Interleague play finally winds down in Major League Baseball this weekend, ending the most bizarre setup in all of sports.
After 13 years of the stuff, MLB still is missing the boat.
I am not anti-interleague, nor do I love it. I just think it is time to get it right.
I don’t think it is fair that the Reds have had to play their in-state foes, the Cleveland Indians, twice per season while their NL Central counterparts, the St. Louis Cardinals, get to square off against Kansas City six times per year.
Once again, though, Bud Selig and the powers that be make decisions based on dollars and cents and not necessarily what is right for the game.
There are fans that sit on both side of the fence. I have come up with a plan that not only satisfies all sides of this issue, but will bring much-needed balance to the MLB schedule.
Here it goes.
For starters, let’s get the leagues balanced out. Instead of having 16 teams in the National League and 14 in the American League, let’s move the Milwaukee Brewers back to the AL where they belong.
Why does the NL Central have six teams fighting for a playoff spot, but only four clubs have to battle it out in the AL West to get to the postseason?
Furthermore, 16 teams contend for four overall playoff spots in the NL, while in the AL, only 14 teams have to compete for the same number of playoff positions.
My plan starts with some realignment:
The NL stays pretty much the same, with only the Brewers leaving.
The AL gets a bit more interesting. The Brewers slide into the AL Central while the Royals move to AL West.
Now that we have the leagues balanced, the next part of plan is a must. There will no longer be a stretch of interleague play, rather interleague games all season long. In order to have 15 teams in each league, there would have to be at least one interleague matchup at all times.
Does it really matter when these match-ups happen anyway?
Natural rivals like the Mets-Yankees, Cubs-White Sox, and the aforementioned Reds-Indians and Cardinals-Royals series would still go down annually, just not guaranteed twice per year every season.
Instead, MLB would go the route the NFL goes and rotate matchups annually.
For example, in 2010 the NL Central could start by being matched up against the AL West, with every team inside each division playing each other in one three-game series for a total of 15 games.

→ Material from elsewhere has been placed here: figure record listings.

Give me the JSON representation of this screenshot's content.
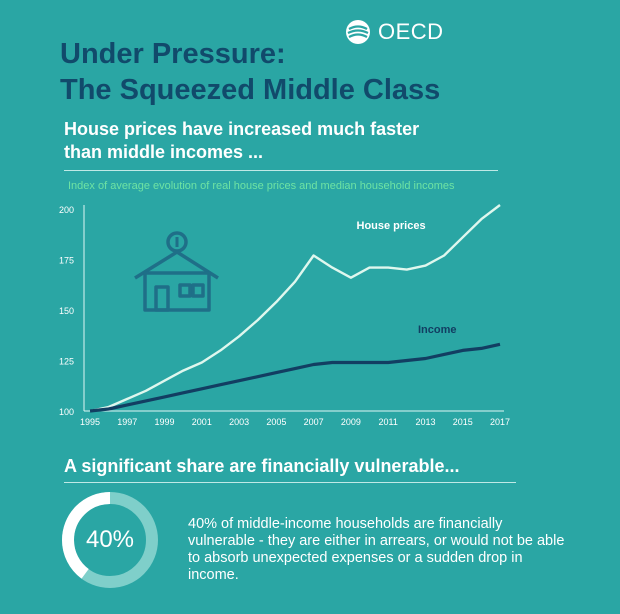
{
  "brand": {
    "logo_text": "OECD"
  },
  "header": {
    "title_line1": "Under Pressure:",
    "title_line2": "The Squeezed Middle Class"
  },
  "section1": {
    "heading_line1": "House prices have increased much faster",
    "heading_line2": "than middle incomes ...",
    "chart_caption": "Index of average evolution of real house prices and median household incomes"
  },
  "chart_data": {
    "type": "line",
    "title": "Index of average evolution of real house prices and median household incomes",
    "xlabel": "",
    "ylabel": "",
    "x": [
      1995,
      1996,
      1997,
      1998,
      1999,
      2000,
      2001,
      2002,
      2003,
      2004,
      2005,
      2006,
      2007,
      2008,
      2009,
      2010,
      2011,
      2012,
      2013,
      2014,
      2015,
      2016,
      2017
    ],
    "xticks": [
      "1995",
      "1997",
      "1999",
      "2001",
      "2003",
      "2005",
      "2007",
      "2009",
      "2011",
      "2013",
      "2015",
      "2017"
    ],
    "yticks": [
      "100",
      "125",
      "150",
      "175",
      "200"
    ],
    "ylim": [
      100,
      200
    ],
    "xlim": [
      1995,
      2017
    ],
    "grid": false,
    "series": [
      {
        "name": "House prices",
        "values": [
          100,
          102,
          106,
          110,
          115,
          120,
          124,
          130,
          137,
          145,
          154,
          164,
          177,
          171,
          166,
          171,
          171,
          170,
          172,
          177,
          186,
          195,
          202
        ]
      },
      {
        "name": "Income",
        "values": [
          100,
          101,
          103,
          105,
          107,
          109,
          111,
          113,
          115,
          117,
          119,
          121,
          123,
          124,
          124,
          124,
          124,
          125,
          126,
          128,
          130,
          131,
          133
        ]
      }
    ],
    "colors": {
      "house": "#dff7ee",
      "income": "#123e62",
      "axis": "#dff5f3",
      "tick": "#ffffff"
    }
  },
  "section2": {
    "heading": "A significant share are financially vulnerable...",
    "stat_value": "40%",
    "stat_fraction": 0.4,
    "description": "40% of middle-income households are financially vulnerable - they are either in arrears, or would not be able to absorb unexpected expenses or a sudden drop in income."
  },
  "colors": {
    "background": "#2aa6a4",
    "title": "#114a6b",
    "caption": "#6ee3a3",
    "donut_track": "#7fcfca",
    "donut_fill": "#ffffff"
  }
}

The next season, the NL Central could play the AL East, and then in 2012, square off against the AL Central.
In addition to playing the 15 set interleague games, natural rivals would meet in a three-game series, rotating homefield advantage. In years where they already played each other in the regular rotation, the teams would meet twice, once at each team’s location.
Teams that lack a natural rival would be placed into a pool of teams and have a random matchup selected based off how long it has been since teams have met. It’s not perfect, but it a compromise.
This could also give MLB a chance to play some games internationally by taking teams without a natural rival in other league and create a series out of it.
So, with 18 games of the 162-game schedule figured out and interleague play resolved, let’s examine how the rest of the schedule will work.
Each team will play 12 games against the other four teams in their division (six at home; six on the road). That translates into 48 division games, or roughly 30 percent of the team’s schedule.
The key here is that every team plays every other team in the division the same amount of times at home and away.
That leaves 96 games to play against the teams within the league from the other divisions. There are 10 total teams outside of the division in each league. By rotating the home field advantage annually, these teams would square off a total of nine times. Six games at home and three on the road this year means three games at home and six on the road next year.
The other six games would be based off of order of finish the previous season. For example, the team that finished last in the NL Central (usually the Pirates), would get three extra games against the last place finishers from the NL West and NL East respectively.
My system is not perfect, but it is far better than anything Bud Selig has come up with, and I don’t make $18 million per year.